The quake rattled buildings in downtown Los Angeles and was felt as far east as Palm Springs. It was centered near Chino Hills, about 30 miles east of Los Angeles, the U.S. Geological Survey said.

"It felt like something had exploded underneath us," said Vanessa Rojas, 21, a hair salon employee at Blondie's Clip Shop in nearby Chino. "The ground lifted, then it began to shake. It was a big ripple."

There were minor injuries and structural damage at the St. Jude Centers for Rehabilitation and Wellness in nearby Brea, an outpatient medical facility, according to a representative. TV helicopter footage of the Chino Hills area showed people being evacuated from schools and some buildings, but no major damage.

Pomona City Hall was closed as workers surveyed the damage, which was mostly broken glass. On the northern side of the building's third floor, a worker used a shovel to remove what little glass remained in a large window frame.

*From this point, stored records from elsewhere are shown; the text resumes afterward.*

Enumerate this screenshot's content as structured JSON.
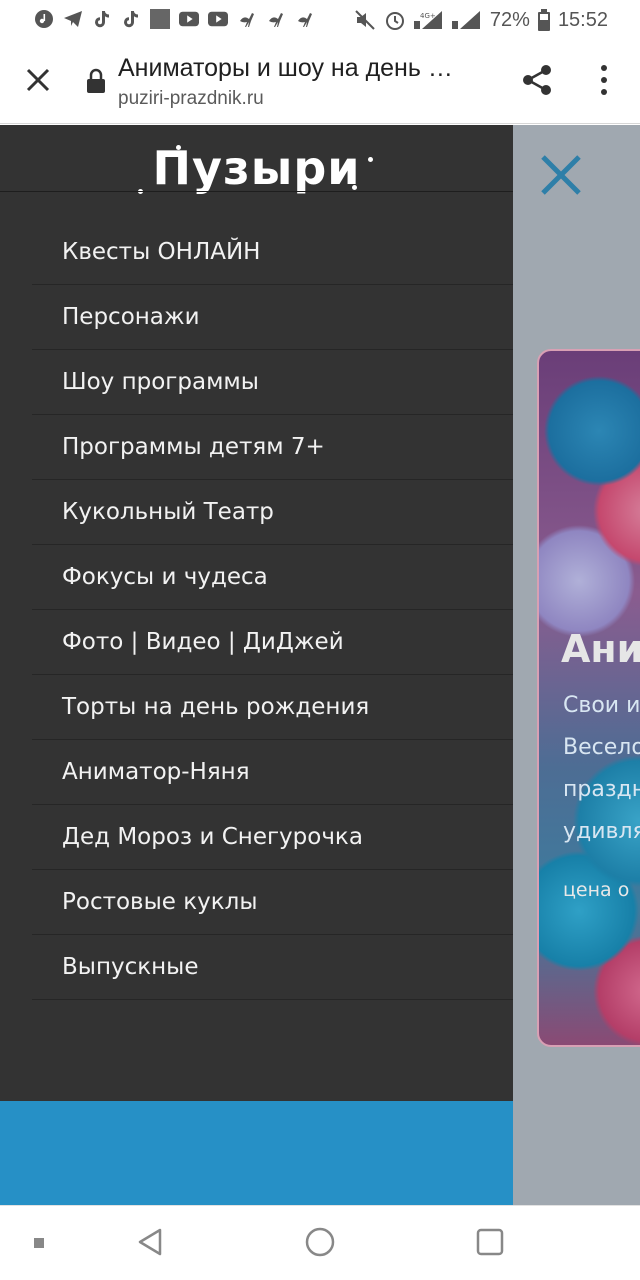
{
  "status_bar": {
    "left_icons": [
      "music-app-icon",
      "telegram-icon",
      "tiktok-icon",
      "tiktok-icon",
      "gallery-icon",
      "youtube-icon",
      "youtube-icon",
      "ostrich-icon",
      "ostrich-icon",
      "ostrich-icon"
    ],
    "network_label": "4G+",
    "battery": "72%",
    "time": "15:52"
  },
  "browser": {
    "title": "Аниматоры и шоу на день …",
    "url": "puziri-prazdnik.ru"
  },
  "drawer": {
    "logo": "Пузыри",
    "menu": [
      "Квесты ОНЛАЙН",
      "Персонажи",
      "Шоу программы",
      "Программы детям 7+",
      "Кукольный Театр",
      "Фокусы и чудеса",
      "Фото | Видео | ДиДжей",
      "Торты на день рождения",
      "Аниматор-Няня",
      "Дед Мороз и Снегурочка",
      "Ростовые куклы",
      "Выпускные"
    ]
  },
  "page": {
    "hero_title": "Ани",
    "hero_lines": [
      "Свои и",
      "Весело",
      "праздн",
      "удивля"
    ],
    "hero_price": "цена о"
  },
  "colors": {
    "drawer_bg": "#333333",
    "drawer_footer": "#2690c6",
    "page_close_icon": "#2e7fa8"
  }
}
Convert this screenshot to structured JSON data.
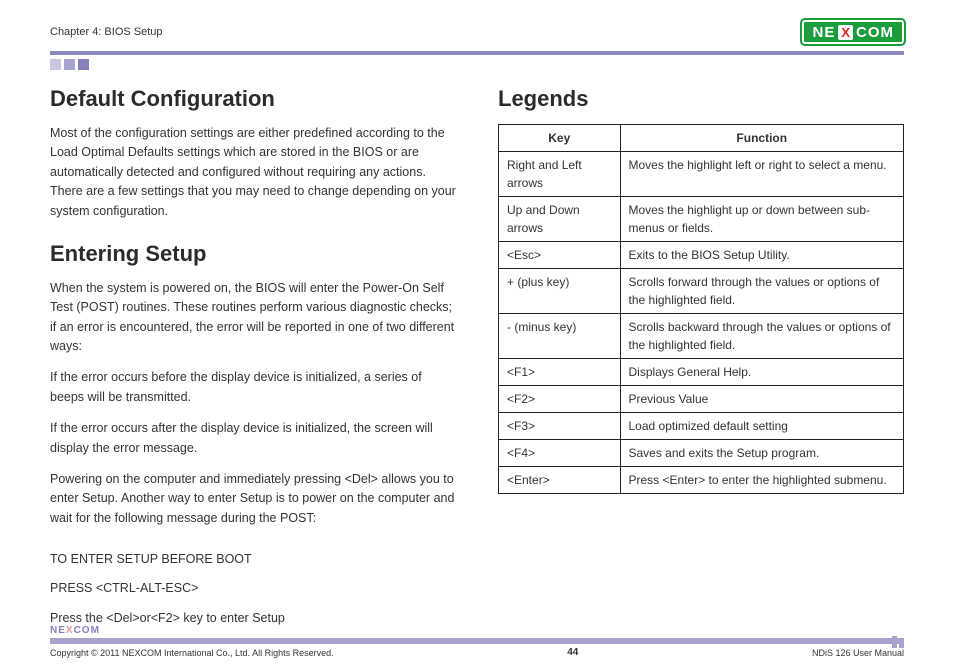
{
  "header": {
    "chapter": "Chapter 4: BIOS Setup",
    "logo_left": "NE",
    "logo_x": "X",
    "logo_right": "COM"
  },
  "left": {
    "h1": "Default Configuration",
    "p1": "Most of the configuration settings are either predefined according to the Load Optimal Defaults settings which are stored in the BIOS or are automatically detected and configured without requiring any actions. There are a few settings that you may need to change depending on your system configuration.",
    "h2": "Entering Setup",
    "p2": "When the system is powered on, the BIOS will enter the Power-On Self Test (POST) routines. These routines perform various diagnostic checks; if an error is encountered, the error will be reported in one of two different ways:",
    "p3": "If the error occurs before the display device is initialized, a series of beeps will be transmitted.",
    "p4": "If the error occurs after the display device is initialized, the screen will display the error message.",
    "p5": "Powering on the computer and immediately pressing <Del> allows you to enter Setup. Another way to enter Setup is to power on the computer and wait for the following message during the POST:",
    "s1": "TO ENTER SETUP BEFORE BOOT",
    "s2": "PRESS <CTRL-ALT-ESC>",
    "s3": "Press the <Del>or<F2> key to enter Setup"
  },
  "right": {
    "h1": "Legends",
    "th_key": "Key",
    "th_func": "Function",
    "rows": [
      {
        "key": "Right and Left arrows",
        "func": "Moves the highlight left or right to select a menu."
      },
      {
        "key": "Up and Down arrows",
        "func": "Moves the highlight up or down between sub-menus or fields."
      },
      {
        "key": "<Esc>",
        "func": "Exits to the BIOS Setup Utility."
      },
      {
        "key": "+ (plus key)",
        "func": "Scrolls forward through the values or options of the highlighted field."
      },
      {
        "key": "- (minus key)",
        "func": "Scrolls backward through the values or options of the highlighted field."
      },
      {
        "key": "<F1>",
        "func": "Displays General Help."
      },
      {
        "key": "<F2>",
        "func": "Previous Value"
      },
      {
        "key": "<F3>",
        "func": "Load optimized default setting"
      },
      {
        "key": "<F4>",
        "func": "Saves and exits the Setup program."
      },
      {
        "key": "<Enter>",
        "func": "Press <Enter> to enter the highlighted submenu."
      }
    ]
  },
  "footer": {
    "logo_left": "NE",
    "logo_x": "X",
    "logo_right": "COM",
    "copyright": "Copyright © 2011 NEXCOM International Co., Ltd. All Rights Reserved.",
    "page": "44",
    "manual": "NDiS 126 User Manual"
  }
}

By midafternoon, some normalcy was returning. Nerves were still frayed in Chino Hills, but lives otherwise had largely returned to pre-quake status. At the Vons supermarket on Chino Hills Parkway, for example, all the aisles had been cleaned up two hours after the quake toppled glass jars off shelves and sent plastic containers bouncing to the floor.

The magnitude of the quake, which struck at 11:42 a.m., was originally set at 5.8. Caltech officials later downgraded it to 5.4 and said they doubted the temblor caused major structural damage.

Kate Hutton, a staff seismologist at Caltech, said that by 12:30 p.m., 27 aftershocks had been recorded at various sites, with the largest measuring 3.8. Today's temblor "was somewhat similar to the [1987] Whittier Narrows [quake]," Hutton said. "Most everyone in the L.A. Basin felt it. Things will have fallen off shelves. I'd be surprised to see some structural damage. There could be some cases of cracked plaster and maybe broken windows, but not structural damage, which is when a building is compromised."

She called the quake an "oblique slip on a thrust fault," which means one plate slides over another one.